Diverses

H. P. Love­craft

Der Wahnsinn hat Methode

Sarah Christiansen
22 Jan, 2024

Vor vielen Jahren war ich in einem Antiquariat auf der Jagd nach neuem Lesestoff und hielt plötzlich ein etwas älteres, zerlesenes Buch mit Kurzgeschichten von H. P. Lovecraft in der Hand. Den Namen des Autors kannte ich bereits von dem Pen-&-Paper-Rollenspiel „Call of Cthulhu“ und beschloss, dass es Zeit sei, auch mal etwas vom Schöpfer des Cthulhu-Mythos zu lesen.
Der Stil war recht altertümlich, aber trotzdem fand ich die Geschichten extrem faszinierend. Insbesondere „Die Katzen von Ulthar“ kann ich jedem Katzenfreund ans Herz legen. Allerdings war der Großteil der Erzählungen auch ziemlich verstörend. Beim Lesen habe ich die ganze Zeit über gedacht: „Wie kann man sich sowas nur ausdenken?“ – Trotzdem habe ich sie alle verschlungen. Obwohl man Lovecraft idealerweise nur dann liest, wenn man nicht gerade krank, müde oder angeschlagen ist bzw. generell nicht gut mit Horror umgehen kann. Einen besonderen Stellenwert nimmt dabei der Wahnsinn in Lovecrafts Universum ein. Den Grund dafür kann ein kleiner Blick in seine Biographie verraten.

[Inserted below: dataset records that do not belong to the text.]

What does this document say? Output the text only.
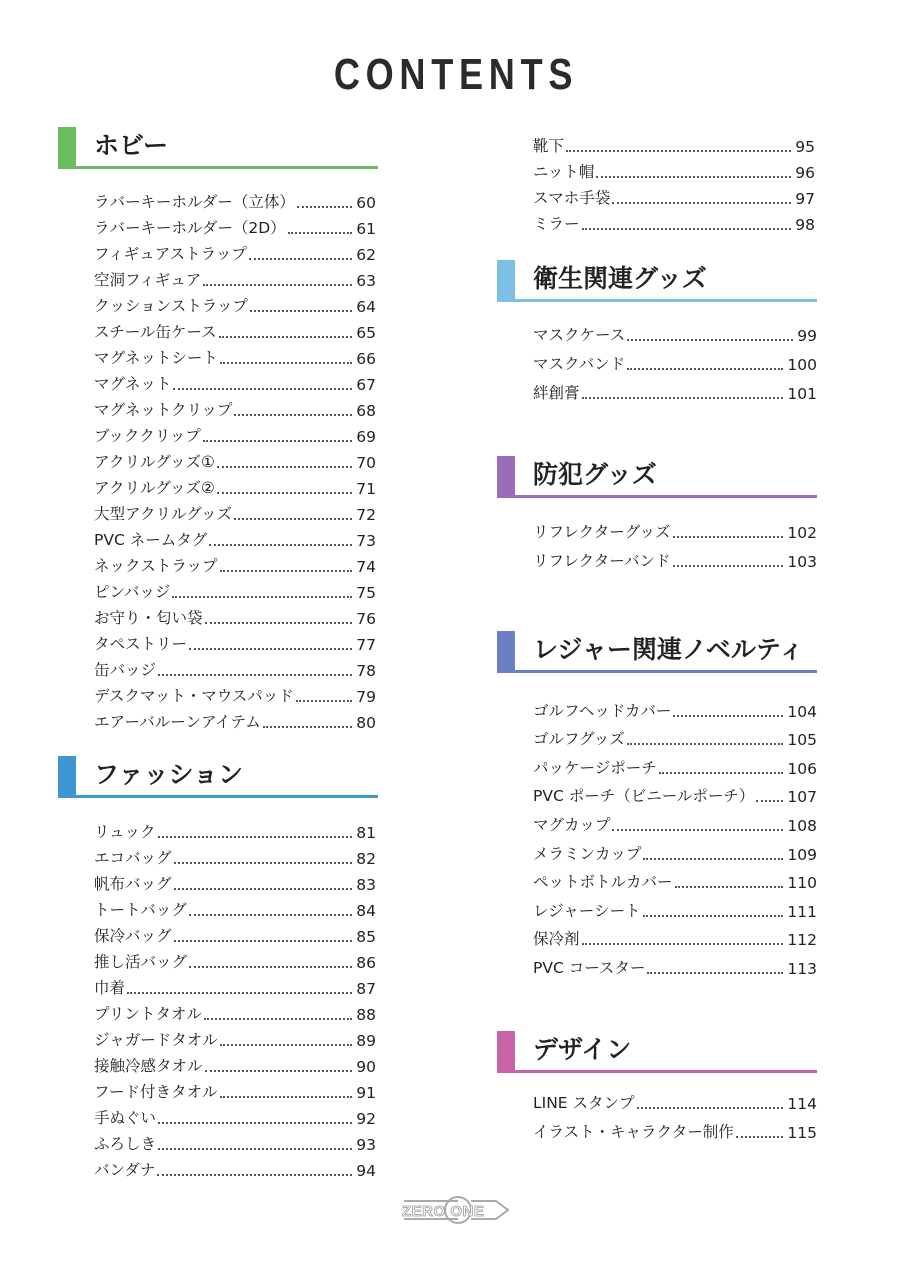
CONTENTS
ホビー
ラバーキーホルダー（立体）	60
ラバーキーホルダー（2D）	61
フィギュアストラップ	62
空洞フィギュア	63
クッションストラップ	64
スチール缶ケース	65
マグネットシート	66
マグネット	67
マグネットクリップ	68
ブッククリップ	69
アクリルグッズ①	70
アクリルグッズ②	71
大型アクリルグッズ	72
PVC ネームタグ	73
ネックストラップ	74
ピンバッジ	75
お守り・匂い袋	76
タペストリー	77
缶バッジ	78
デスクマット・マウスパッド	79
エアーバルーンアイテム	80
ファッション
リュック	81
エコバッグ	82
帆布バッグ	83
トートバッグ	84
保冷バッグ	85
推し活バッグ	86
巾着	87
プリントタオル	88
ジャガードタオル	89
接触冷感タオル	90
フード付きタオル	91
手ぬぐい	92
ふろしき	93
バンダナ	94
靴下	95
ニット帽	96
スマホ手袋	97
ミラー	98
衛生関連グッズ
マスクケース	99
マスクバンド	100
絆創膏	101
防犯グッズ
リフレクターグッズ	102
リフレクターバンド	103
レジャー関連ノベルティ
ゴルフヘッドカバー	104
ゴルフグッズ	105
パッケージポーチ	106
PVC ポーチ（ビニールポーチ） 107
マグカップ	108
メラミンカップ	109
ペットボトルカバー	110
レジャーシート	111
保冷剤	112
PVC コースター	113
デザイン
LINE スタンプ	114
イラスト・キャラクター制作	115
ZERO ONE
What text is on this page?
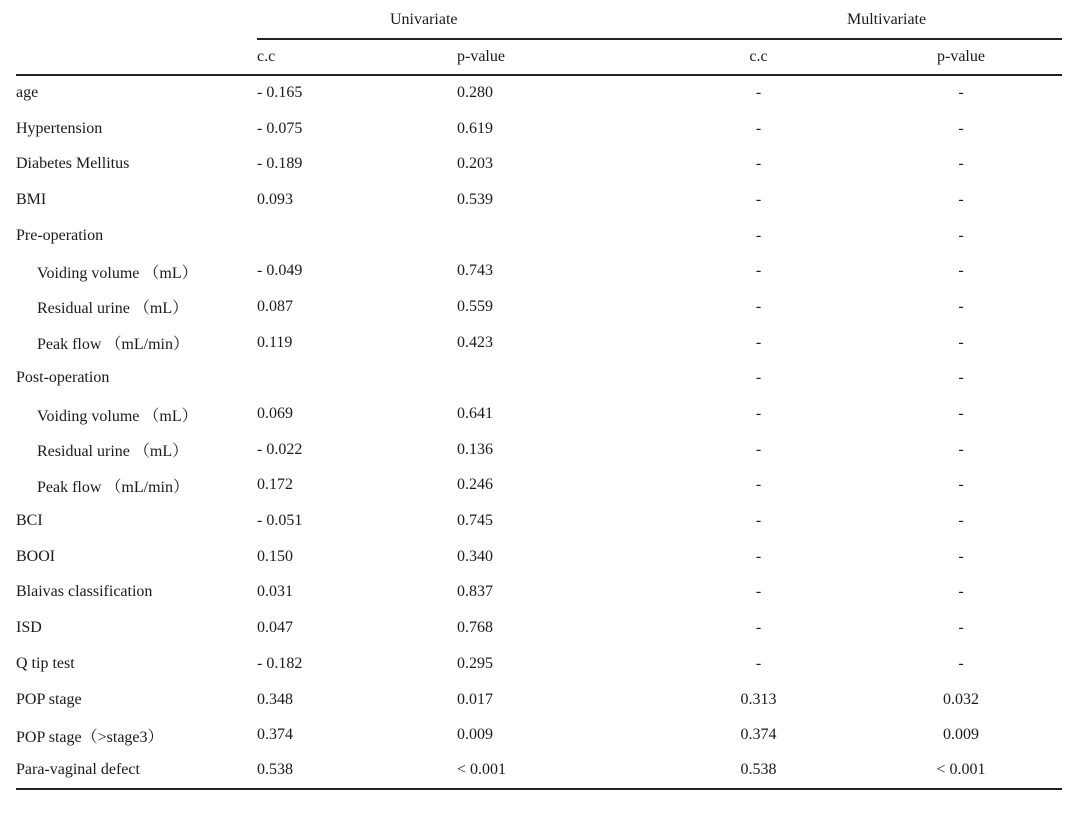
Univariate	Multivariate
	c.c	p-value	c.c	p-value
age	- 0.165	0.280	-	-
Hypertension	- 0.075	0.619	-	-
Diabetes Mellitus	- 0.189	0.203	-	-
BMI	0.093	0.539	-	-
Pre-operation			-	-
Voiding volume （mL）	- 0.049	0.743	-	-
Residual urine （mL）	0.087	0.559	-	-
Peak flow （mL/min）	0.119	0.423	-	-
Post-operation			-	-
Voiding volume （mL）	0.069	0.641	-	-
Residual urine （mL）	- 0.022	0.136	-	-
Peak flow （mL/min）	0.172	0.246	-	-
BCI	- 0.051	0.745	-	-
BOOI	0.150	0.340	-	-
Blaivas classification	0.031	0.837	-	-
ISD	0.047	0.768	-	-
Q tip test	- 0.182	0.295	-	-
POP stage	0.348	0.017	0.313	0.032
POP stage（>stage3）	0.374	0.009	0.374	0.009
Para-vaginal defect	0.538	< 0.001	0.538	< 0.001
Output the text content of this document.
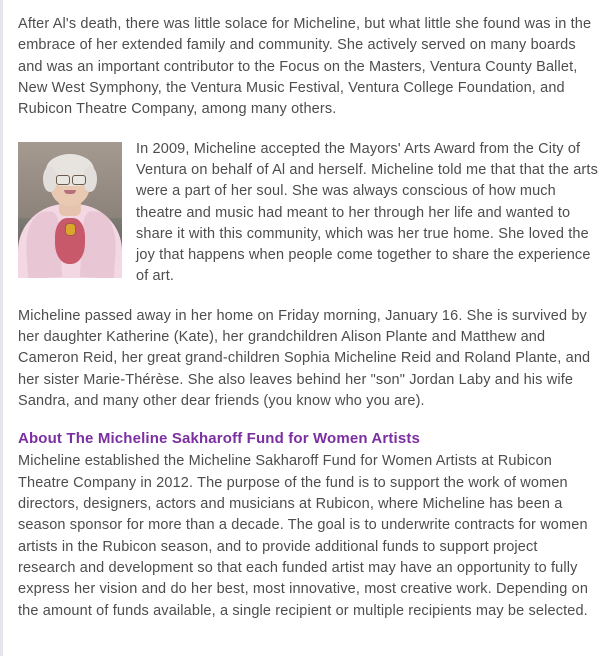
After Al's death, there was little solace for Micheline, but what little she found was in the embrace of her extended family and community. She actively served on many boards and was an important contributor to the Focus on the Masters, Ventura County Ballet, New West Symphony, the Ventura Music Festival, Ventura College Foundation, and Rubicon Theatre Company, among many others.

In 2009, Micheline accepted the Mayors' Arts Award from the City of Ventura on behalf of Al and herself. Micheline told me that that the arts were a part of her soul. She was always conscious of how much theatre and music had meant to her through her life and wanted to share it with this community, which was her true home. She loved the joy that happens when people come together to share the experience of art.

Micheline passed away in her home on Friday morning, January 16. She is survived by her daughter Katherine (Kate), her grandchildren Alison Plante and Matthew and Cameron Reid, her great grand-children Sophia Micheline Reid and Roland Plante, and her sister Marie-Thérèse. She also leaves behind her "son" Jordan Laby and his wife Sandra, and many other dear friends (you know who you are).

About The Micheline Sakharoff Fund for Women Artists

Micheline established the Micheline Sakharoff Fund for Women Artists at Rubicon Theatre Company in 2012. The purpose of the fund is to support the work of women directors, designers, actors and musicians at Rubicon, where Micheline has been a season sponsor for more than a decade. The goal is to underwrite contracts for women artists in the Rubicon season, and to provide additional funds to support project research and development so that each funded artist may have an opportunity to fully express her vision and do her best, most innovative, most creative work. Depending on the amount of funds available, a single recipient or multiple recipients may be selected.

Einmal Providence und zurück

Howard Phillips Lovecraft wurde am 20. August 1890 in Providence in Rhode Island geboren. Sein Vater war Handelsreisender (das ist eine positive Bezeichnung für einen Vertreter). Als der kleine Howard gerade einmal drei Jahre alt war, trat der Wahnsinn das erste Mal in sein Leben: Sein Vater hatte einen Nervenzusammenbruch, wurde in die Psychiatrie eingewiesen und starb dort fünf Jahre später – vermutlich an Syphilis. 

Lovecraft wuchs bei seiner Mutter auf und begeisterte sich schon früh fürs Lesen und Schreiben. Kurz vor seinem Schulabschluss hatte er allerdings selbst einen Nervenzusammenbruch und konnte deshalb nie seinen Abschluss machen.

Auch seine Mutter wurde 1919 schließlich wegen psychischer Probleme in dieselbe Psychiatrie wie sein Vater eingewiesen und starb dort zwei Jahre später.

Ohne Abschluss hatte er keine Möglichkeit zu studieren. Ein Umstand, für den er sich Zeit seines Lebens schämte. Er wurde dennoch Mitglied einer Autorenvereinigung und widmete sich dem Schreiben. Lovecraft war außerdem ein fleißiger Briefeschreiber und führte einen regen Briefwechsel mit zahlreichen Freunden und Bekannten. Beispielsweise war Robert E. Howard, Autor des berühmten Buches „Conan der Barbar“, einer seiner Brieffreunde. Insgesamt soll Lovecraft etwa 87.500 Briefe verfasst haben.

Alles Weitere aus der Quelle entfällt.